Tuesday, 16 April 2013

ENSO / Yong Siew Toh Conservatory New Music Ensemble / Review



ENSO
Yong Siew Toh Conservatory New Music Ensemble
Esplanade Recital Studio
Sunday (14 April 2013)

This review was published in The Straits Times on 16 April 2013 with the title "Programme for nuclear fission".

Pieces of new music benefit greatly from the manner they are presented, often in juxtaposition with other works, to gain coherence and synergy they would otherwise not have if performed separately on their own. Such was the case of the five works presented by the Yong Siew Toh Conservatory New Music Ensemble conducted by Kawai Shiu, a composer himself.

The title Enso, accordingly to his interview notes, refers to the focused energy inherent in mere notes and motifs with their potential for infinite variations. This reviewer chooses to equate this with the power harnessed within the nucleus of an atom, the concert being a controlled experiment in nuclear fission. With each work being progressively longer and generating greater volume than the last, the result was a chain reaction leading to ever increasing circles.

The first three works were brief and relatively quiet. Even Pierre Boulez’s Memoriale from …explosante-fixe… (1985) had a strange and ethereal serenity, centred around flautist Tanasak Angsugomutkul’s virtuosity in trills and flutter-tongue technique.  Thai student composer Achittapol Tinnarat’s Compression (2012) opened with an emphatic, even grandiose, statement of the G note, and generated interesting textures with harp, piano, woodwind and brass in what may be seen as a prelude to something bigger.

Allied to this was Giacinto Scelsi’s Pranam II (1985), centred round a C sharp pedal-note, for whom the concept of sound was a series of sustained vibrations. There were small and subtle changes of textures along the way, making barely perceptible shift in the aural geography, like the minute movements of tectonic plates, mostly silent but unusually impactful.

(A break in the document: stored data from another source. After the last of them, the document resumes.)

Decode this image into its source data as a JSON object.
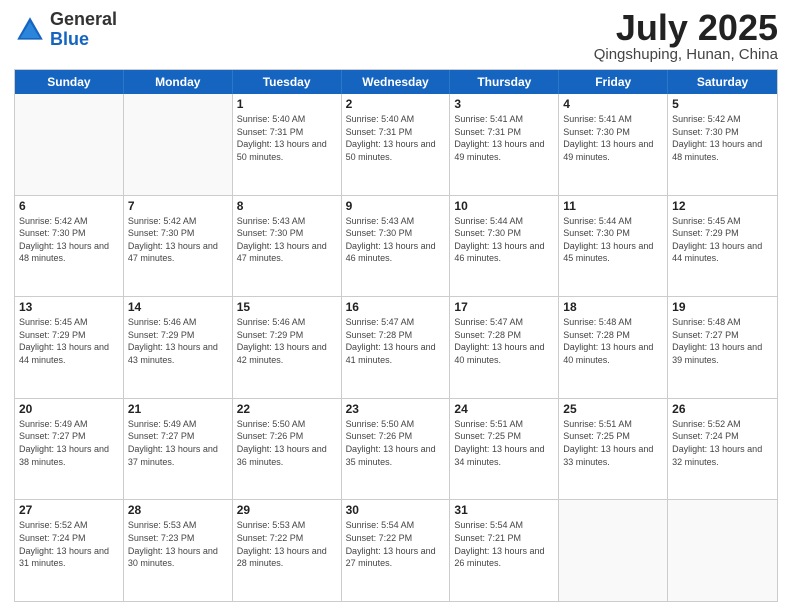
{
  "logo": {
    "general": "General",
    "blue": "Blue"
  },
  "title": "July 2025",
  "subtitle": "Qingshuping, Hunan, China",
  "days_of_week": [
    "Sunday",
    "Monday",
    "Tuesday",
    "Wednesday",
    "Thursday",
    "Friday",
    "Saturday"
  ],
  "weeks": [
    [
      {
        "day": "",
        "sunrise": "",
        "sunset": "",
        "daylight": "",
        "empty": true
      },
      {
        "day": "",
        "sunrise": "",
        "sunset": "",
        "daylight": "",
        "empty": true
      },
      {
        "day": "1",
        "sunrise": "Sunrise: 5:40 AM",
        "sunset": "Sunset: 7:31 PM",
        "daylight": "Daylight: 13 hours and 50 minutes."
      },
      {
        "day": "2",
        "sunrise": "Sunrise: 5:40 AM",
        "sunset": "Sunset: 7:31 PM",
        "daylight": "Daylight: 13 hours and 50 minutes."
      },
      {
        "day": "3",
        "sunrise": "Sunrise: 5:41 AM",
        "sunset": "Sunset: 7:31 PM",
        "daylight": "Daylight: 13 hours and 49 minutes."
      },
      {
        "day": "4",
        "sunrise": "Sunrise: 5:41 AM",
        "sunset": "Sunset: 7:30 PM",
        "daylight": "Daylight: 13 hours and 49 minutes."
      },
      {
        "day": "5",
        "sunrise": "Sunrise: 5:42 AM",
        "sunset": "Sunset: 7:30 PM",
        "daylight": "Daylight: 13 hours and 48 minutes."
      }
    ],
    [
      {
        "day": "6",
        "sunrise": "Sunrise: 5:42 AM",
        "sunset": "Sunset: 7:30 PM",
        "daylight": "Daylight: 13 hours and 48 minutes."
      },
      {
        "day": "7",
        "sunrise": "Sunrise: 5:42 AM",
        "sunset": "Sunset: 7:30 PM",
        "daylight": "Daylight: 13 hours and 47 minutes."
      },
      {
        "day": "8",
        "sunrise": "Sunrise: 5:43 AM",
        "sunset": "Sunset: 7:30 PM",
        "daylight": "Daylight: 13 hours and 47 minutes."
      },
      {
        "day": "9",
        "sunrise": "Sunrise: 5:43 AM",
        "sunset": "Sunset: 7:30 PM",
        "daylight": "Daylight: 13 hours and 46 minutes."
      },
      {
        "day": "10",
        "sunrise": "Sunrise: 5:44 AM",
        "sunset": "Sunset: 7:30 PM",
        "daylight": "Daylight: 13 hours and 46 minutes."
      },
      {
        "day": "11",
        "sunrise": "Sunrise: 5:44 AM",
        "sunset": "Sunset: 7:30 PM",
        "daylight": "Daylight: 13 hours and 45 minutes."
      },
      {
        "day": "12",
        "sunrise": "Sunrise: 5:45 AM",
        "sunset": "Sunset: 7:29 PM",
        "daylight": "Daylight: 13 hours and 44 minutes."
      }
    ],
    [
      {
        "day": "13",
        "sunrise": "Sunrise: 5:45 AM",
        "sunset": "Sunset: 7:29 PM",
        "daylight": "Daylight: 13 hours and 44 minutes."
      },
      {
        "day": "14",
        "sunrise": "Sunrise: 5:46 AM",
        "sunset": "Sunset: 7:29 PM",
        "daylight": "Daylight: 13 hours and 43 minutes."
      },
      {
        "day": "15",
        "sunrise": "Sunrise: 5:46 AM",
        "sunset": "Sunset: 7:29 PM",
        "daylight": "Daylight: 13 hours and 42 minutes."
      },
      {
        "day": "16",
        "sunrise": "Sunrise: 5:47 AM",
        "sunset": "Sunset: 7:28 PM",
        "daylight": "Daylight: 13 hours and 41 minutes."
      },
      {
        "day": "17",
        "sunrise": "Sunrise: 5:47 AM",
        "sunset": "Sunset: 7:28 PM",
        "daylight": "Daylight: 13 hours and 40 minutes."
      },
      {
        "day": "18",
        "sunrise": "Sunrise: 5:48 AM",
        "sunset": "Sunset: 7:28 PM",
        "daylight": "Daylight: 13 hours and 40 minutes."
      },
      {
        "day": "19",
        "sunrise": "Sunrise: 5:48 AM",
        "sunset": "Sunset: 7:27 PM",
        "daylight": "Daylight: 13 hours and 39 minutes."
      }
    ],
    [
      {
        "day": "20",
        "sunrise": "Sunrise: 5:49 AM",
        "sunset": "Sunset: 7:27 PM",
        "daylight": "Daylight: 13 hours and 38 minutes."
      },
      {
        "day": "21",
        "sunrise": "Sunrise: 5:49 AM",
        "sunset": "Sunset: 7:27 PM",
        "daylight": "Daylight: 13 hours and 37 minutes."
      },
      {
        "day": "22",
        "sunrise": "Sunrise: 5:50 AM",
        "sunset": "Sunset: 7:26 PM",
        "daylight": "Daylight: 13 hours and 36 minutes."
      },
      {
        "day": "23",
        "sunrise": "Sunrise: 5:50 AM",
        "sunset": "Sunset: 7:26 PM",
        "daylight": "Daylight: 13 hours and 35 minutes."
      },
      {
        "day": "24",
        "sunrise": "Sunrise: 5:51 AM",
        "sunset": "Sunset: 7:25 PM",
        "daylight": "Daylight: 13 hours and 34 minutes."
      },
      {
        "day": "25",
        "sunrise": "Sunrise: 5:51 AM",
        "sunset": "Sunset: 7:25 PM",
        "daylight": "Daylight: 13 hours and 33 minutes."
      },
      {
        "day": "26",
        "sunrise": "Sunrise: 5:52 AM",
        "sunset": "Sunset: 7:24 PM",
        "daylight": "Daylight: 13 hours and 32 minutes."
      }
    ],
    [
      {
        "day": "27",
        "sunrise": "Sunrise: 5:52 AM",
        "sunset": "Sunset: 7:24 PM",
        "daylight": "Daylight: 13 hours and 31 minutes."
      },
      {
        "day": "28",
        "sunrise": "Sunrise: 5:53 AM",
        "sunset": "Sunset: 7:23 PM",
        "daylight": "Daylight: 13 hours and 30 minutes."
      },
      {
        "day": "29",
        "sunrise": "Sunrise: 5:53 AM",
        "sunset": "Sunset: 7:22 PM",
        "daylight": "Daylight: 13 hours and 28 minutes."
      },
      {
        "day": "30",
        "sunrise": "Sunrise: 5:54 AM",
        "sunset": "Sunset: 7:22 PM",
        "daylight": "Daylight: 13 hours and 27 minutes."
      },
      {
        "day": "31",
        "sunrise": "Sunrise: 5:54 AM",
        "sunset": "Sunset: 7:21 PM",
        "daylight": "Daylight: 13 hours and 26 minutes."
      },
      {
        "day": "",
        "sunrise": "",
        "sunset": "",
        "daylight": "",
        "empty": true
      },
      {
        "day": "",
        "sunrise": "",
        "sunset": "",
        "daylight": "",
        "empty": true
      }
    ]
  ]
}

Greater upheavals were reserved for Polish centenarian Witold Lutoslawski’s Chain 1 (1983), which employed the largest ensemble on the evening. His technique was to utilise mere fragments or shards of themes, developing into larger blocks or segments, the overlapping of which provides the origin of his title Chain. The manner in which the work progressed inexorably to a massive climax and its application to nuclear physics is perhaps coincidental.

Shiu’s own composition kör (2013) gets its title from the Hungarian word for “circle”. Superficially it takes the form of a single-movement piano concerto, opening with pianist Abigail Sin’s statement of themes based on Messiaen-like chords. Around her, instrumental groups were creating a moving spectrum of sound, arriving at a centre of calm represented by Yang Shuxiang’s solitary violin. Joined by Victor Williams’s viola, the music then segued to a short sequence with piano and vibraphone as partners in percussion.


The music contrasted light with darkness, high-pitched instruments with lower register ones, before returning for solo piano to close, a full circle being completed. There was a small but receptive audience for this show, sympathetic to the conviction and confidence of the young players. It looks like Esplanade's Spectrum Series and new music performance is hear to stay.



Kawai Shiu speaks forthrightly at the post-concert talk, and exhorts the audience to listen to more new music - Stravinsky's The Rite of Spring on Thursday week.